Outro líder que também dividia as opiniões e atenções em Cuba era Che Guevara, que também carismático e arrojado fazia sombra contra a figura de Fidel Castro. Decidindo partir em uma tentativa de subverter os governos da América Latina a partir de uma revolução na Bolívia, viu-se, depois de internar-se nas selvas bolivianas, completamente abandonado pelo regime cubano, que ao mesmo tempo que mantinha abastecidos esquerdistas de outros países sul-americanos, deixou Che Guevara numa situação de inanição.

Caçado por tropas treinadas por forças especiais americanas, logo terminou preso e executado.

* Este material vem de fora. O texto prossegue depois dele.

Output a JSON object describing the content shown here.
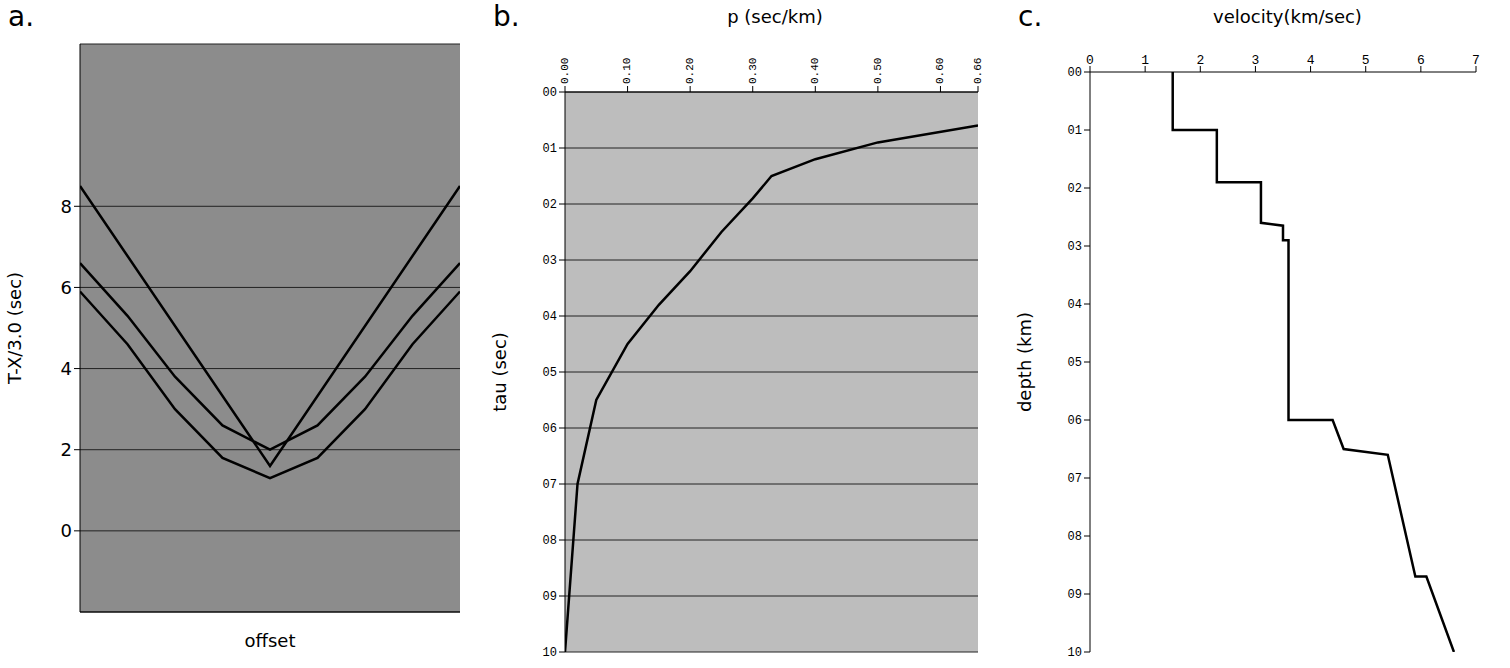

Alguns estudiosos da revolução cubana veem aí uma silenciosa e bem sucedida manobra de Castro, condenando seu antigo rival a um fim obscuro.

Seja como for, tendo levado o povo cubano a um longo período de opressão, onde privações e pobreza se tornaram o viver comum do dia a dia, assustados com as patrulhas das forças policiais e forçados a reelegerem Castro eleição após eleição, já que só ele era candidato, o cidadão cubano nada podia fazer contra a verdadeira estrutura de vigilância e repressão em que se tornou a ilha, mantida por aquele comandante no qual um dia depositou toda a sua fé.

Assim, de uma forma melancólica termina seus dias na mais completa solidão, cumprimentado por seus partidários e membros próximos do governo que lhe prestam homenagens e cumprimentos por obrigação, mas mais do que isso, por temor.

Hoje sem saúde, Castro se tivesse optado por outra forma de governar seu povo, poderia ser alvo de homenagens sinceras, receber cumprimentos que atestassem a gratidão de um povo e acima de tudo de estar numa praça tomando sol rodeado de pessoas carregadas de respeito por ele, mas seguiu o caminho contrário.

Um triste fim para quem um dia foi a esperança de um povo. Se formos usar a figura do náufrago para exprimir essa solidão, hoje esquálido e doente mas ainda temido, Fidel Castro é a imagem mais bem acabada desse desastre político, sozinho em sua própria ilha de opressão.